Women there don’t treat you mean
in Abilene, my Abilene
When George Hamilton IV sang these words for the 1963 film Hootenanny Hoot, it was the virtues of Abilene, Kansas, not Texas, that he was eulogizing. But when Littlefield native Waylon Jennings re-recorded the song a year later, in 1964, surely it was Abilene, Texas that was on his mind, whether or not he told anyone so. Texas’s Abilene is the subject of Cliff Wilke’s exhibition My Abilene, on view at the city’s Center for Contemporary Arts through July 24. The exhibition is a love letter to his hometown, and Wilke’s Abilene is steeped in its own “Key City” lore, defined by its distinctive haunts and habitués.
Cliff Wilke — who, in addition to artist, includes educator and illustrator of The Adventures of Wilder Good (S. J. Dahlstrom) children’s book series among his job titles — approaches his work as the story of a place, pointing to the town’s own designation as the Storybook Capital of Texas. He admits that his paintings, as a narrative specific to Abilene, may connect most to an audience who hails from there. His work encompasses the town’s past, present, and future — things gone, things that never change, and new things that are “growing and developing.”
In viewing the exhibit, I mentally divided the paintings into three categories: places, people, and “leftovers.” Wilke’s past-present-future Abilene story is represented within each of these groupings. There are references to places now gone (Mr. G’s Burgers) and to those that endure (Joe Allen’s and the Ponca Motel). Likewise, there are tributes to the city’s local legends. Some of these, like Terry Berry — who always wore a “uniform” of short shorts, cap, tube socks, and sneakers — now live only in Abilene’s collective memory. Berry, who walked everywhere he went, died tragically in 2006, when he was hit by a train while jogging the tracks. Others of Wilke’s paintings allude to individuals who still contribute to everyday life, like famed Sam’s Club greeter Lina Musgrave. These folks, by the fact of their very being, are woven into the warp and weft that form the fabric of Abilene itself.

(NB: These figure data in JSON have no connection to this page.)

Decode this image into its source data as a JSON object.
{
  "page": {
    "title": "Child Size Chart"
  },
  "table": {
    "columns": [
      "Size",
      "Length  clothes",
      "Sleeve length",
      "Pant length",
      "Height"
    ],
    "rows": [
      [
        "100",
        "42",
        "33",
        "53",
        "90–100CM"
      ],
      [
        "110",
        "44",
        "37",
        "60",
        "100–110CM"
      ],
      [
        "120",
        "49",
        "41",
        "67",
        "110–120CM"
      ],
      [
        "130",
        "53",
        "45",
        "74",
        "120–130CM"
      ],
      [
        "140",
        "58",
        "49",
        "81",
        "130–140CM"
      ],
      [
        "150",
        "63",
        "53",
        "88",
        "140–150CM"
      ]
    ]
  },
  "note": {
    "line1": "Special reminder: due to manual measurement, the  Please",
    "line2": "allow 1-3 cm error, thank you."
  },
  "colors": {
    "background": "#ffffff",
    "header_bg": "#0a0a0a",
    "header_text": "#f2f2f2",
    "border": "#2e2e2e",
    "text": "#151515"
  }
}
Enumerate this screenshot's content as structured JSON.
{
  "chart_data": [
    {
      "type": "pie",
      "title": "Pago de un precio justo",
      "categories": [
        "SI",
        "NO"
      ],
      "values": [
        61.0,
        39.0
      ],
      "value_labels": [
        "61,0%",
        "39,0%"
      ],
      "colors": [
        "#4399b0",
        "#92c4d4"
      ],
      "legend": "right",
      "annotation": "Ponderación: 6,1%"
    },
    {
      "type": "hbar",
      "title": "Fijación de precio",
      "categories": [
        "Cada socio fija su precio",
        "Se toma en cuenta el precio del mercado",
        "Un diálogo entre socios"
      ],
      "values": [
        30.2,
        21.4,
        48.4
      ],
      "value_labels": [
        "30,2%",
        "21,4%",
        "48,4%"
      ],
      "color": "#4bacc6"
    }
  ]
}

At first glance, the abstract paintings termed “leftovers” appear incongruous to the rest of the works in the show; but in process, they provide a thematic underpinning that is Wilke’s overarching premise: building something new using whatever resources are at hand. These paintings, like Wildflower Leftover Aerial and Cactus from Above, are made using the paint “left over” on the palette after another work is finished. It is within this series, too, that Wilke’s identity as educator is apparent. In a statement on “leftovers,” he explains that he tells his students, many of whom may come from difficult home environments: “Let your current situation, or past, educate you in some unique way. When challenges arise, take a moment to consider your options … How can I use what has been dealt to me to create something beautiful?”
It is this grit, this stick-to-itiveness, that has perhaps typified hardscrabble Texas cities such as Abilene. Many of its young residents — like Wilke — having moved away, are finding their paths back home. Now they are opening micro-breweries, cafes, and events centers; they are making music and working as artists. As in Wilke’s “leftovers” series, they are taking what their hometown offers them and building for its future. It is, as the downtown mural at Cal Mishay Art on Pine Street declares, in hometown musician Aaron Watson’s words: “Everybody dreams about what we’ve found — a big love in a small town.”
Through July 24 at Center for Contemporary Arts, 220 Cypress Street, Abilene, TX 79601. Hours: Tuesday-Saturday, 11:00 a.m. to 5:00 p.m. Open 5:00-8:00 p.m. every 2nd Thursday for Artwalk.